Analysis, quantification and identification of in situ bioluminescence signals by an innovative sensor (CEMSOR2)

Bioluminescence, the light emitted naturally by marine organisms, is the main light source in the mesopelagic zone. Nearly 75% of marine organisms, from the surface to the deep sea, use this capability for communication with diverse ecological goals (predation, repulsion...). Bioluminescence detection thus offers an indirect way of tracking the presence, distribution and migrations of organisms (ranging from zooplankton, dinoflagellates to fishes). Such detection can lead for example to a better understanding of vertical migrations of organisms and consequently of a better quantification of the active carbon export in the mesopelagic ocean. However, current technologies still limit large deployments, and high frequency observations of in situ bioluminescence.

To overcome these limitations, the CEMSOR2 project aims to develop an innovative, low cost, compact, multi-instrumented sensor capable of measuring bioluminescence in situ. The CEMSOR2 is designed to be easily deployable on a wide range of vectors (such as underwater gliders, CTDs, buoys, trawls, living organisms). The sensor being easy to deploy will enable us to collect a wide range of bioluminescent data with high spatiotemporal resolution, while recording environmental and behavioral variables related to the organisms.

A series of controlled tests is essential to validate the sensor's robustness under diverse marine conditions (pressure, salinity, light, etc.) and to characterize its performance in capturing subtle bioluminescent events. This process includes specification and calibration steps to ensure the sensor’s sensitivity to required wavelengths, sampling frequencies, and intensity levels, while accounting for operational limits, such as the maximum detectable intensity and baseline noise level.

The analysis of bioluminescence data involves several key steps to enhance data quality. First, background noise (sensor dark noise and other artifacts) is filtered out, through measurements taken in a dark chamber. Next, ambient light interference is minimized to prevent contamination of bioluminescent signals. Bioluminescent flashes are identified using a peak-detection algorithm based on frequency and threshold filters, distinguishing true bioluminescent signals from background light.

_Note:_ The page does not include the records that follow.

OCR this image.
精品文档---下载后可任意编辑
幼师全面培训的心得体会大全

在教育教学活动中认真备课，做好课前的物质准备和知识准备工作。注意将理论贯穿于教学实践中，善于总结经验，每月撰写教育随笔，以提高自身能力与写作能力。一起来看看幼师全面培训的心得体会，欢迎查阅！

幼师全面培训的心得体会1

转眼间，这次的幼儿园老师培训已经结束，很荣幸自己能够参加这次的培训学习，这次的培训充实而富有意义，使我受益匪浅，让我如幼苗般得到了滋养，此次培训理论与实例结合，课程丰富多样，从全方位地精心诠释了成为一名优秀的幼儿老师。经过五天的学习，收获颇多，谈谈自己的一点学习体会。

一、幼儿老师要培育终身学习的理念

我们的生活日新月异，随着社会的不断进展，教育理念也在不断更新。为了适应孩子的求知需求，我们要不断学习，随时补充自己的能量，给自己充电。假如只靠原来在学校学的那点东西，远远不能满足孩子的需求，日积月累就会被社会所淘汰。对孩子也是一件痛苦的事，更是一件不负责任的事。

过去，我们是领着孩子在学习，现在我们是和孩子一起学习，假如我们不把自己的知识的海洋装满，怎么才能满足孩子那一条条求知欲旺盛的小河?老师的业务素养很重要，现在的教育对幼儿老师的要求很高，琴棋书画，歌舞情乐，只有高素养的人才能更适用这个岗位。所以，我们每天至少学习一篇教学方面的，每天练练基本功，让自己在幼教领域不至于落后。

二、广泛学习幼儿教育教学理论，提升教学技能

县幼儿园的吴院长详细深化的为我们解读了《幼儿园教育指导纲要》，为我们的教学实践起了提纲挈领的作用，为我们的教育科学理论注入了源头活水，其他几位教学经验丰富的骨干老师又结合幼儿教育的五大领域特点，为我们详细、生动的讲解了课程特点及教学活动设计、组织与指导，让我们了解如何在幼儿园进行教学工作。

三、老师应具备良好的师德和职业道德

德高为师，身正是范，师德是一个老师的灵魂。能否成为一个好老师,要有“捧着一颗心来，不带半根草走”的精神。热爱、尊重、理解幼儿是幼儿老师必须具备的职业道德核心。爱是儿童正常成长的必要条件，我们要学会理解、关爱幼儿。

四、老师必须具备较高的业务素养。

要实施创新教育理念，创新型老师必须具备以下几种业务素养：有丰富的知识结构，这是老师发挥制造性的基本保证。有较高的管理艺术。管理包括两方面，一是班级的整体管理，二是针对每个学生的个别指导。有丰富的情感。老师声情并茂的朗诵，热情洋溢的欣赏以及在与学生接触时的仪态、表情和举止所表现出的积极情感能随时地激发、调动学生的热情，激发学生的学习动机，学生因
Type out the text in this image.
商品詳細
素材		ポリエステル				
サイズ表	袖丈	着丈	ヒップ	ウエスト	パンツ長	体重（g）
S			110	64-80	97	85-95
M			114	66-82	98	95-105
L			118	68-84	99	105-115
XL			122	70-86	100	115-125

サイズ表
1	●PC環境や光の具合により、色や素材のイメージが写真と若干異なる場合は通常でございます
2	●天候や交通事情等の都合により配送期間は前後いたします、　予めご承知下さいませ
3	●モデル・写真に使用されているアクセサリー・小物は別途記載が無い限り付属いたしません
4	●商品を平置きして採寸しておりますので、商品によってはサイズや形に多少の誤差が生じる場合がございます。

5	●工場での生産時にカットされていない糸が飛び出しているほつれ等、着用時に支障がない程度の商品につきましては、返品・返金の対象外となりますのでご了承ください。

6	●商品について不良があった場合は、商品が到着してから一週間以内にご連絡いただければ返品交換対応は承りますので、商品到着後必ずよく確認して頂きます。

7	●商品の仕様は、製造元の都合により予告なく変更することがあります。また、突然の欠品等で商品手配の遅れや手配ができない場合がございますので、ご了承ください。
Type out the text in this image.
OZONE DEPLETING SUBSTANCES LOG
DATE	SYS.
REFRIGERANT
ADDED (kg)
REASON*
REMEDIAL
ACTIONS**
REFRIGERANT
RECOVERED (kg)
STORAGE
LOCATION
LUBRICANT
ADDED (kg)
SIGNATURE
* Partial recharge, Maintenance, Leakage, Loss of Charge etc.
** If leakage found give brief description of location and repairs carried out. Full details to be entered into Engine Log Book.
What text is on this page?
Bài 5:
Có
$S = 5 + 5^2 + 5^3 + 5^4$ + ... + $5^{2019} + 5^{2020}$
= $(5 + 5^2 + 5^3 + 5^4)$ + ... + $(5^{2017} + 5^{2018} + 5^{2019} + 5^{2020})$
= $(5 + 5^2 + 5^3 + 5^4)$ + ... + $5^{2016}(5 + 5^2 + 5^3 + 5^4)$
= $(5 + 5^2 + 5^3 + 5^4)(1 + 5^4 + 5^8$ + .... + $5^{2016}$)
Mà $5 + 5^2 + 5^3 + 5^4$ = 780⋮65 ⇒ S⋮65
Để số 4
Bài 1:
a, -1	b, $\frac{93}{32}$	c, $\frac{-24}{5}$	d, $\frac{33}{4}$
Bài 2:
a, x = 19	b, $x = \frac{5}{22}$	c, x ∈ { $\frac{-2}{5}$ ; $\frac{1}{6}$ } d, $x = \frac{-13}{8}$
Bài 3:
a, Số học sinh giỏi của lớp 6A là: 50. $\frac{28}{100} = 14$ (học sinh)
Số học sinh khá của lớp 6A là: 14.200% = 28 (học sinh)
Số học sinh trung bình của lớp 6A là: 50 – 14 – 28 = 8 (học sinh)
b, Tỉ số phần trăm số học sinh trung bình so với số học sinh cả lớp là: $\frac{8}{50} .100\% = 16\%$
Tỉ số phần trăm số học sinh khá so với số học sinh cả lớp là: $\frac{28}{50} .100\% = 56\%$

Once detected, each flash undergoes detailed analysis, with characteristics such as Flash Duration (FD), Peak Intensity (PI), Rise Time (RT), Decay Time (DT), and Integrated Flash Energy (IFE) evaluated. Deconvolution techniques further separate overlapping flashes, allowing for a clearer understanding of multi-peak events. This analysis helps classify bioluminescent events by their spatio-temporal dynamics, intensity, and form, which are crucial for linking bioluminescence patterns with specific species' behaviors and environmental variables, especially in relation to migratory and behavioral patterns of marine organisms.

By advancing bioluminescence detection and interpretation, the CEMSOR2 project contributes essential tools and insights for marine biology, enhancing our understanding of the role bioluminescent organisms play in oceanic ecosystems.